According to the Technical Product Spec the PWM offset doesn't do anything except when Quiet Fan Idle Mode is turned on. I haven't messed with it much, but it was set to 100% when I got the board and turning it to 0 didn't change anything with regard to fan RPM that I saw.
The Intel board uses a closed loop thermal control for each cooling domain. Meaning it allows temps to rise to a certain point, and then will take action to stop them from rising further. This is the first motherboard I've ever used that does that. Maybe it's normal for enterprise / server stuff. I've had very little exposure to it so I can't really say.
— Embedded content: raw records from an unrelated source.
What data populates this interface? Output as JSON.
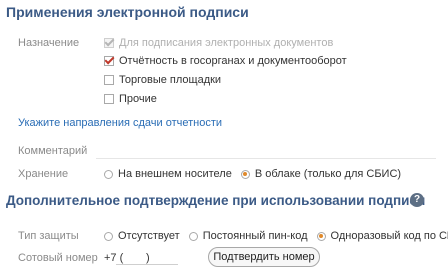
{
  "section1": {
    "title": "Применения электронной подписи",
    "purpose_label": "Назначение",
    "options": [
      {
        "label": "Для подписания электронных документов",
        "checked": true,
        "disabled": true
      },
      {
        "label": "Отчётность в госорганах и документооборот",
        "checked": true,
        "disabled": false
      },
      {
        "label": "Торговые площадки",
        "checked": false,
        "disabled": false
      },
      {
        "label": "Прочие",
        "checked": false,
        "disabled": false
      }
    ],
    "directions_link": "Укажите направления сдачи отчетности",
    "comment_label": "Комментарий",
    "comment_value": "",
    "storage_label": "Хранение",
    "storage_options": [
      {
        "label": "На внешнем носителе",
        "selected": false
      },
      {
        "label": "В облаке (только для СБИС)",
        "selected": true
      }
    ]
  },
  "section2": {
    "title": "Дополнительное подтверждение при использовании подписи",
    "help_icon": "?",
    "protection_label": "Тип защиты",
    "protection_options": [
      {
        "label": "Отсутствует",
        "selected": false
      },
      {
        "label": "Постоянный пин-код",
        "selected": false
      },
      {
        "label": "Одноразовый код по СМС",
        "selected": true
      }
    ],
    "phone_label": "Сотовый номер",
    "phone_prefix": "+7 (",
    "phone_mask": ")",
    "confirm_button": "Подтвердить номер"
  },
  "colors": {
    "title": "#3b5a86",
    "link": "#2a6db5",
    "check": "#c0392b",
    "radio_selected": "#e08a2c"
  }
}
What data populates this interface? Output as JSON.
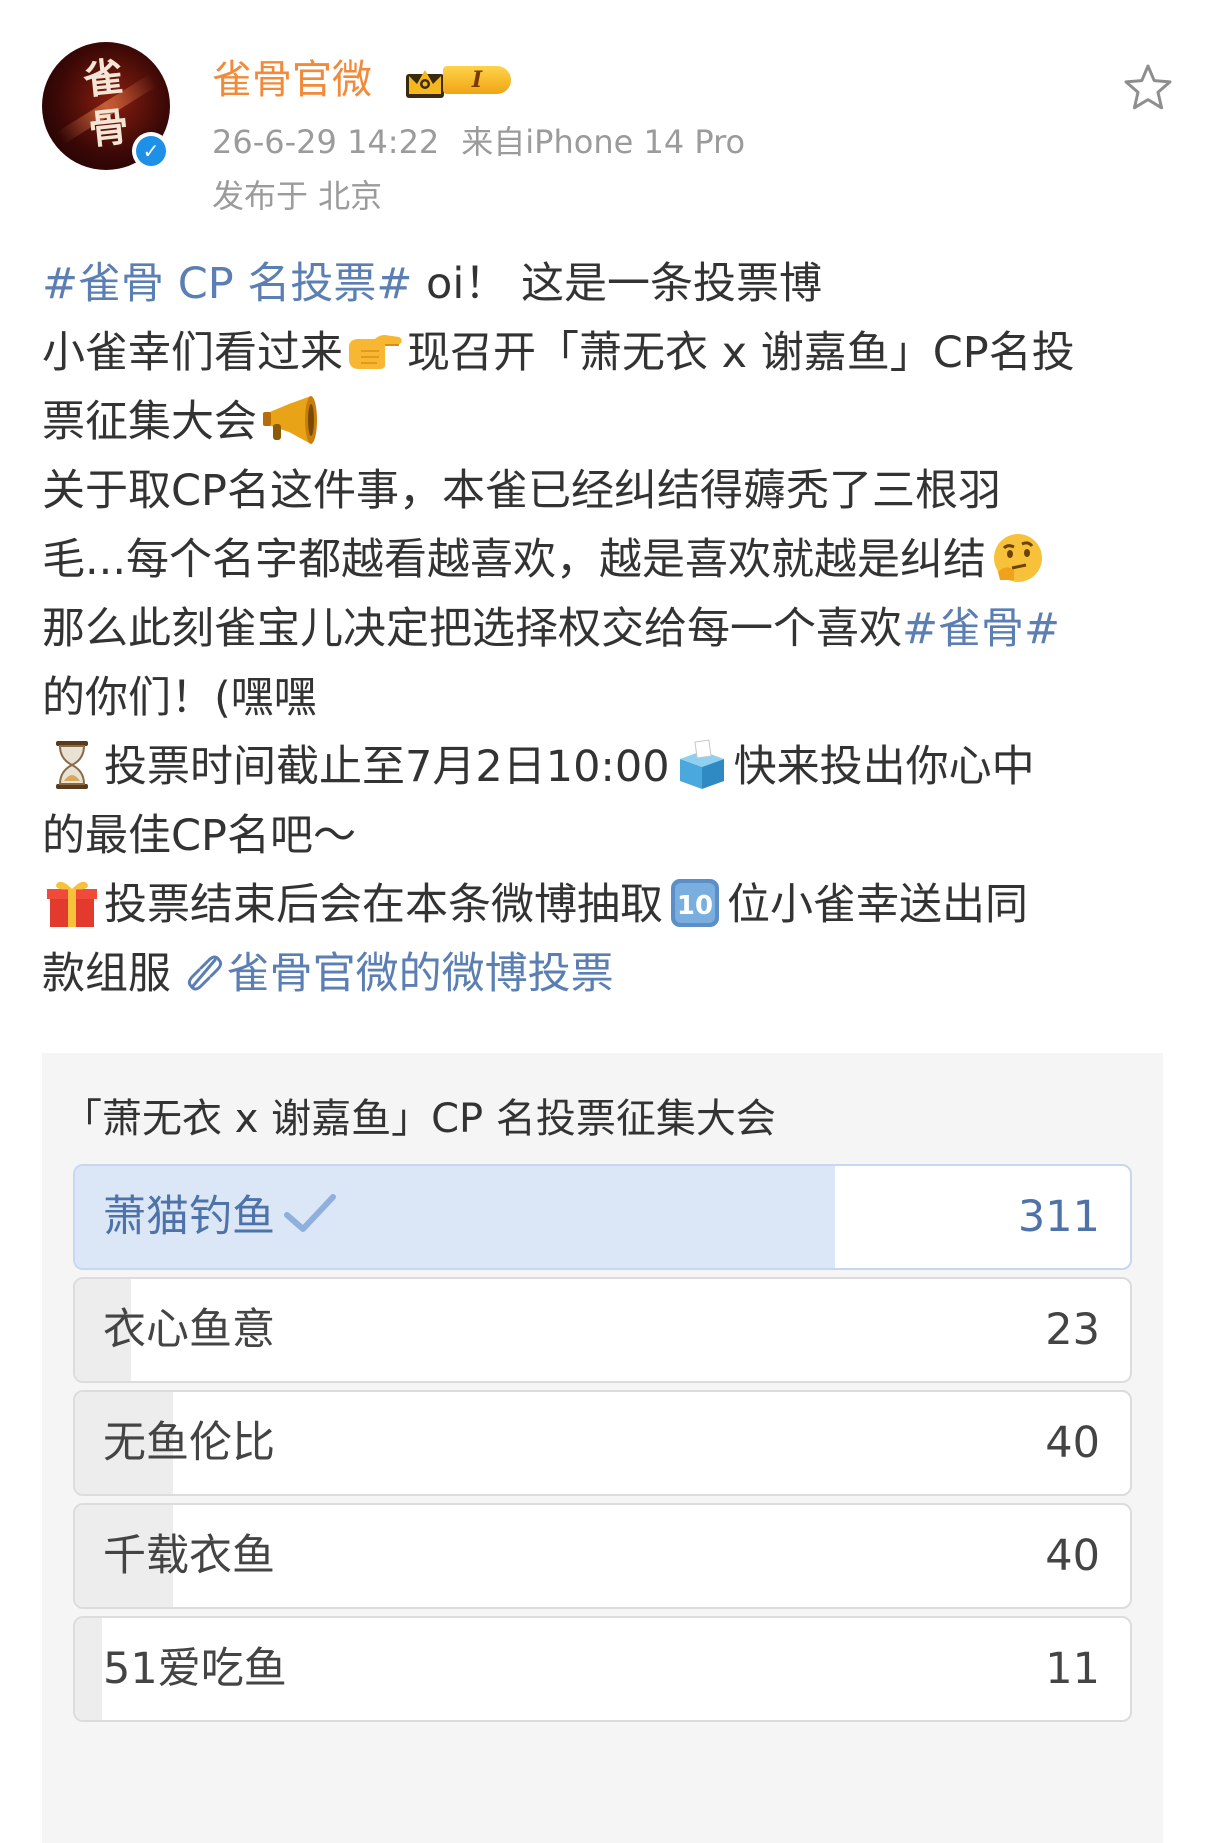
{
  "header": {
    "username": "雀骨官微",
    "vip_level": "I",
    "timestamp": "26-6-29 14:22",
    "source": "来自iPhone 14 Pro",
    "location": "发布于 北京",
    "avatar_text": "雀骨"
  },
  "post": {
    "l1_topic": "#雀骨 CP 名投票#",
    "l1_text": " oi！ 这是一条投票博",
    "l2_a": "小雀幸们看过来",
    "l2_b": "现召开「萧无衣 x 谢嘉鱼」CP名投",
    "l3_a": "票征集大会",
    "l4": "关于取CP名这件事，本雀已经纠结得薅秃了三根羽",
    "l5_a": "毛...每个名字都越看越喜欢，越是喜欢就越是纠结",
    "l6_a": "那么此刻雀宝儿决定把选择权交给每一个喜欢",
    "l6_topic": "#雀骨#",
    "l7": "的你们！(嘿嘿",
    "l8_a": "投票时间截止至7月2日10:00",
    "l8_b": "快来投出你心中",
    "l9": "的最佳CP名吧～",
    "l10_a": "投票结束后会在本条微博抽取",
    "l10_b": "位小雀幸送出同",
    "l11_a": "款组服 ",
    "l11_link": "雀骨官微的微博投票",
    "emoji_icons": [
      "point-right-emoji",
      "megaphone-emoji",
      "thinking-face-emoji",
      "hourglass-emoji",
      "ballot-box-emoji",
      "gift-emoji",
      "keycap-ten-emoji"
    ]
  },
  "poll": {
    "title": "「萧无衣 x 谢嘉鱼」CP 名投票征集大会",
    "total_votes_note": "",
    "options": [
      {
        "label": "萧猫钓鱼",
        "count": "311",
        "votes": 311,
        "selected": true
      },
      {
        "label": "衣心鱼意",
        "count": "23",
        "votes": 23,
        "selected": false
      },
      {
        "label": "无鱼伦比",
        "count": "40",
        "votes": 40,
        "selected": false
      },
      {
        "label": "千载衣鱼",
        "count": "40",
        "votes": 40,
        "selected": false
      },
      {
        "label": "51爱吃鱼",
        "count": "11",
        "votes": 11,
        "selected": false
      }
    ]
  },
  "colors": {
    "username": "#f28a3a",
    "topic_link": "#5b7fb3",
    "meta_gray": "#9b9b9b",
    "selected_fill": "#dbe6f6",
    "unselected_fill": "#ededed",
    "verified_blue": "#1e90e8"
  }
}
There is a baseline fan idle speed that is chosen based on the ambient temperature, altitude setting, and whether you picked Acoustic or Performance in the BIOS. The max temp it will let a cooling domain rise to is set by thermal margin clamp values. You can "hack" the .SDR file to control both idle fan speed and the clamp values. I lowered certain thermal clamp values by 15C and now it stays in the mid 60's instead of the low 80's. I left the idle alone since it's running pretty close to the minimum PWM already and my basement is even cooler than where I was testing.
I will probably lower the thermal margins by another 5C, replace the thermal compound with some top tier non metal stuff (Thermal Grizzly Hydronaut), and make sure the heatsinks are actually flat and smooth on the bottom and run it like that for a while.